The first study was conducted on 24 healthy men and women, who were current smokers and coffee drinkers with no heart problems, diabetes, blood pressure, or high cholesterol. Aortic stiffness was studied on 14 participants, and wave reflection in arterial blood flow was studied in the rest of the 10 participants. The researchers found that smoking followed by caffeine had a greater negative effect on the heart than the sum of each product taken separately.
|To add to this study, Dr. Vlachopoulos said, “Some of our previous studies, together with some from other laboratories, have shown that smoking and caffeine separately increase arterial stiffness. However, it was not known whether the impact of one or the other stimulus was so large that it did not leave room for further deterioration. In other words, when I smoke a cigarette, do my arteries harden so much that when I drink coffee at the same time they cannot stiffen anymore, and vice versa? Particularly in the acute study, the final impact of the two stimuli was larger than the sum of the separate impacts of the two stimuli alone”.|
In the second study, a sample of 160 people were taken into consideration. They were divided into four groups: smokers who drank coffee, smokers who didn’t drink coffee, nonsmokers who drank coffee, and people who neither drank coffee nor smoked. In this study too, arterial stiffness and abnormal blood flow was found in the people who smoked as well as drank coffee. Again, in this study, the individual effect of the products was lesser than their combined effect.
|Dr. Vlachopoulos added, “As regards the mechanism in the acute setting, this most likely has to do with the effect of smoking and caffeine on catecholamines (norepinephrine, epinephrine and dopamine) and adenosine (a substance that dilates arteries). In the chronic setting, the explanation is not so straightforward, mainly because the possible effects of chronic coffee consumption on the arterial wall have not been investigated at a basic level”.|
This study included only young people, all under the age of 30 years, and none of them having any health complications. Thus, the result may not be the same for people who are above 30, or who already suffer from some heart problems. Older people who already have problems related to high blood pressure, should totally avoid this combo. Though the study discussed in the paragraphs above has shown the effects of combining cigarettes and coffee, more research is required to explain its long-term effects.
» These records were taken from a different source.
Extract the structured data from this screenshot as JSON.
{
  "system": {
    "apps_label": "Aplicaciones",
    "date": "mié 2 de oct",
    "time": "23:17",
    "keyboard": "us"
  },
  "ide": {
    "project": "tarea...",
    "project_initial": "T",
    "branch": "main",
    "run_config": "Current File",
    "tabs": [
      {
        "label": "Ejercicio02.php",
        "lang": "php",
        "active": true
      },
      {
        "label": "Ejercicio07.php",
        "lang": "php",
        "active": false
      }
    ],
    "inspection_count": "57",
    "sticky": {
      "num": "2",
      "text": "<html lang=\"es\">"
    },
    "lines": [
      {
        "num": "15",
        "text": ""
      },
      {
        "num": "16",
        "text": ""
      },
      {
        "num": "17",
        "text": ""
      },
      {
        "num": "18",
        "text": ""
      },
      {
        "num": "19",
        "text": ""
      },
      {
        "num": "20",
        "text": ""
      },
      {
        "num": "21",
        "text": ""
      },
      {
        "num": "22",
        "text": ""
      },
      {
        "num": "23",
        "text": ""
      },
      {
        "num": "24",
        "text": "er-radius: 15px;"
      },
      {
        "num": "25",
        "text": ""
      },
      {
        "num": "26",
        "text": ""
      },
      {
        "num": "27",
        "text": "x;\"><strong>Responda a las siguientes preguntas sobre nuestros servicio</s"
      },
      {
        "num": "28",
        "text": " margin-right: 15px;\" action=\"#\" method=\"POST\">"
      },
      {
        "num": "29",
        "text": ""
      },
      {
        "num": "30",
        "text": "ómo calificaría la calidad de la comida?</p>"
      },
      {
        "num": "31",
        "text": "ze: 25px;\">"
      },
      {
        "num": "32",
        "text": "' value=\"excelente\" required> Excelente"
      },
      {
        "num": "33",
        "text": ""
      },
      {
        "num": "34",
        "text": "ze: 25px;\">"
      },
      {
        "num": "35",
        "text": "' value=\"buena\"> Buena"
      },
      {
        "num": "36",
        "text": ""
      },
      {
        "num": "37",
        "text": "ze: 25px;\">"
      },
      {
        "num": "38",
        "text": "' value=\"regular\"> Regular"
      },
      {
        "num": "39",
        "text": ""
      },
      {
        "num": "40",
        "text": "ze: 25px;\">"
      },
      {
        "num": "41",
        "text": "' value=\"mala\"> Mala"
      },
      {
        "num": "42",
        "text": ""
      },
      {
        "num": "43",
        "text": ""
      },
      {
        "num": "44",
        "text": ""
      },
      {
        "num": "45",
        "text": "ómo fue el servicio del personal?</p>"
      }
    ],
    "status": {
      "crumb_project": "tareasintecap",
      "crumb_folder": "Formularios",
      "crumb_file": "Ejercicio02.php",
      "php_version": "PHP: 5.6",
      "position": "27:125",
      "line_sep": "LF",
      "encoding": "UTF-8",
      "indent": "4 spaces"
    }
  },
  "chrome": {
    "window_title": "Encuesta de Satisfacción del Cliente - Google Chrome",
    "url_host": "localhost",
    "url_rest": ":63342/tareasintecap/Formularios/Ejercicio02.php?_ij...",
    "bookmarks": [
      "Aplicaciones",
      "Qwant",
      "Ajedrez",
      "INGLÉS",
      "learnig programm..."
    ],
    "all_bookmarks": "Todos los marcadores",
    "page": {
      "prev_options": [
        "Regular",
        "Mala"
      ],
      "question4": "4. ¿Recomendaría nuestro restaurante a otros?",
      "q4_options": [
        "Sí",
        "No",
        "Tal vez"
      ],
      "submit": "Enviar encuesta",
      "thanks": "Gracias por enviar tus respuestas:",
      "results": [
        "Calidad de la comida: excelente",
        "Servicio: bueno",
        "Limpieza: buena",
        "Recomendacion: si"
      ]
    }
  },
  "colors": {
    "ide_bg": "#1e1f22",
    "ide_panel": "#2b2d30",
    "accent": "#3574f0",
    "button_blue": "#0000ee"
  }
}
How is Stiffness of the Arteries Harmful?
Development of plaque in the arteries makes them rigid and they lose their elasticity. This causes narrowing of the arteries, which further results in high blood pressure. This forces the heart to work harder in order to meet the body’s requirement of oxygenated blood. In the long run, this can increase the risk of heart attacks and strokes. So, if you are smoking and drinking coffee, it is best to avoid this combination.
Though we say that people should avoid the combination of smoking and drinking coffee, it should be pointed out that both these have harmful effects of their own, even if taken individually. There are no positives to smoking, and hence, this vice should be stopped altogether. Caffeine, in moderate amounts, can be beneficial, but long-term drinking of coffee can be harmful as well. So, if you must smoke, be aware that you are causing your body irreparable harm, and try not to combine this deadly habit with caffeine intake.
Disclaimer: This article is for informative purposes only, and should not be used as a replacement for professional medical advice.